How To Make Kicking Booze Less Miserable
…by intentionally replacing alcohol with these four healthy(er) habits
“Isn’t it hard to quit drinking?”
“How do you relax or socialize without alcohol?”
“I could never do that!”
These are some real things people have said to me when I’ve told them I am taking a year-long (off the record: possibly forever) break from drinking alcohol. Yes, it was hard at first. While I can’t say for certain the magic spell for lasting and long-term sobriety, I do know some tips and tricks that have made last 109 days less painful, and, dare I say, glorious! Aside from the threat of public shame, there are
four things you need to quit alcohol:
A replacement habit for your oral fixation. For me, that was sparkling waters (pear-pear La Croix, what’s good?) because I had to constantly open a can and compulsively sip on something*. For you that could look like gum, lollipops, flossers, or drinking juice out of a wine glass.
*Context: I used to drink White Claws all day so this makes sense for my situation
A replacement habit for your mind because drinking silenced all those intrusive thoughts. For me, that was books and audio books I could focus on, get excited about, and learn from. For you that could be sudoku, crochet, journaling, or a puzzle.
A replacement habit for relaxation because we used to use alcohol to relax. For me, that is smoking weed. I know it’s not the healthiest habit and soon I plan on getting to a place where I am better equipped to self-soothe and regulate my emotions, but that’s not right now <3 For you – and future me – that might look like deep breathing exercises, meditation, or self-care.
A replacement habit for the body. Alcohol makes you tired! When I stopped drinking I had all this energy all of a sudden and didn’t know what to do with it. For me, going to the gym and lifting weights feels really good. For you, that might look like walking your dog more, taking barre classes, or simply making a point to take ten minutes everyday and have a dance break.
To reiterate: these replacements work FOR ME, and will be different for everyone.

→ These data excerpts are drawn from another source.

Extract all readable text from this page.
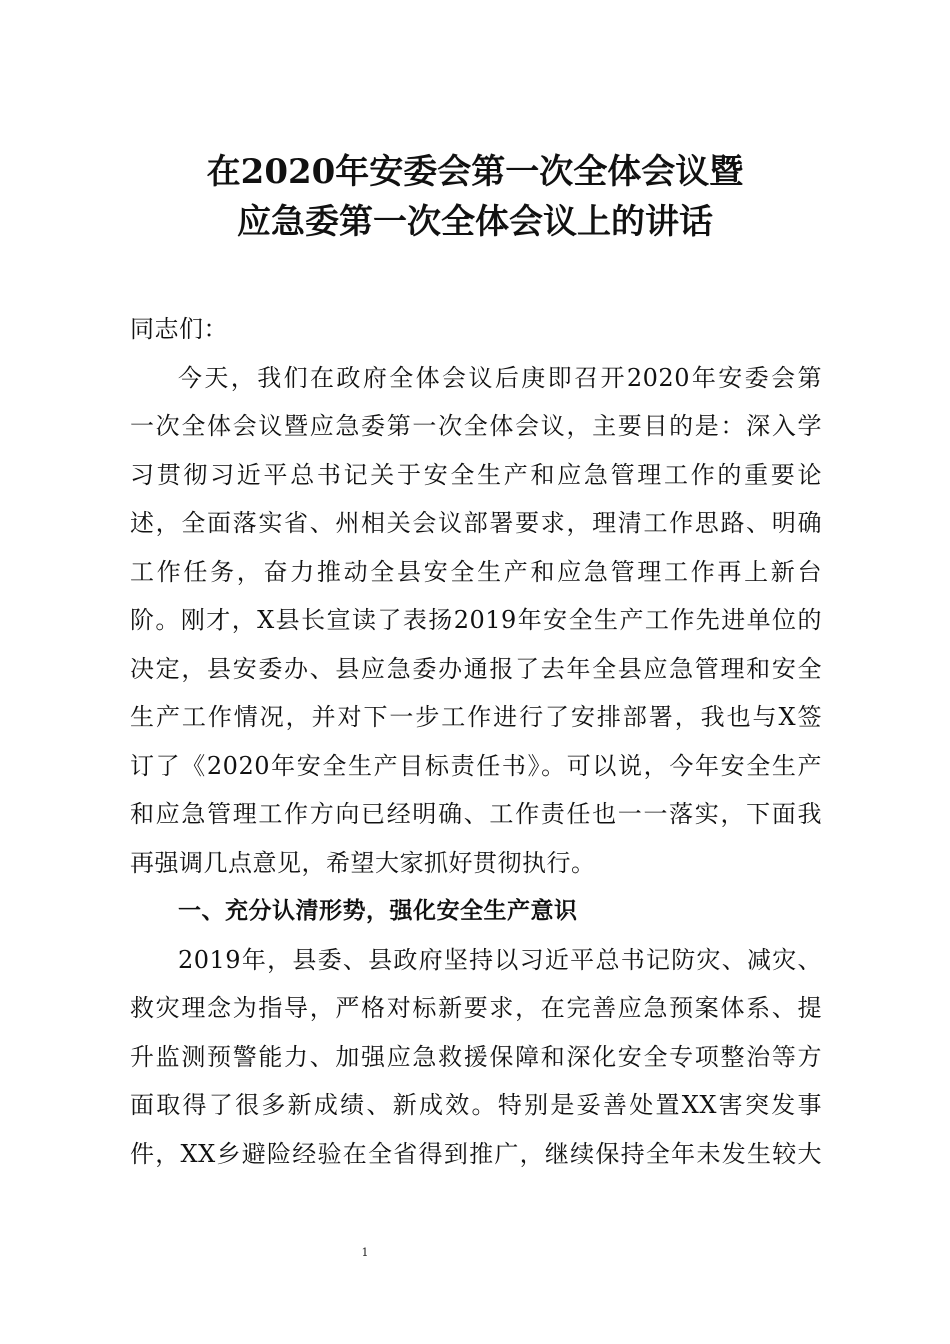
在2020年安委会第一次全体会议暨
应急委第一次全体会议上的讲话
同志们：
今天，我们在政府全体会议后庚即召开2020年安委会第
一次全体会议暨应急委第一次全体会议，主要目的是：深入学
习贯彻习近平总书记关于安全生产和应急管理工作的重要论
述，全面落实省、州相关会议部署要求，理清工作思路、明确
工作任务，奋力推动全县安全生产和应急管理工作再上新台
阶。刚才，X县长宣读了表扬2019年安全生产工作先进单位的
决定，县安委办、县应急委办通报了去年全县应急管理和安全
生产工作情况，并对下一步工作进行了安排部署，我也与X签
订了《2020年安全生产目标责任书》。可以说，今年安全生产
和应急管理工作方向已经明确、工作责任也一一落实，下面我
再强调几点意见，希望大家抓好贯彻执行。
一、充分认清形势，强化安全生产意识
2019年，县委、县政府坚持以习近平总书记防灾、减灾、
救灾理念为指导，严格对标新要求，在完善应急预案体系、提
升监测预警能力、加强应急救援保障和深化安全专项整治等方
面取得了很多新成绩、新成效。特别是妥善处置XX害突发事
件，XX乡避险经验在全省得到推广，继续保持全年未发生较大
1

You don’t need to have them all figured out, however, preparation is *key* when quitting. So if you’re serious, your job is to experiment until you know which substitutions work best for you. Get creative, get curious, have fun, think outside the box and you may just find a hidden passion you didn’t even know you had!
I know all of this sounds a little elementary and basic, and it is. That’s the point — small changes make a bigger difference than you might think.
—> What are some replacements you would use? Any you think I should try?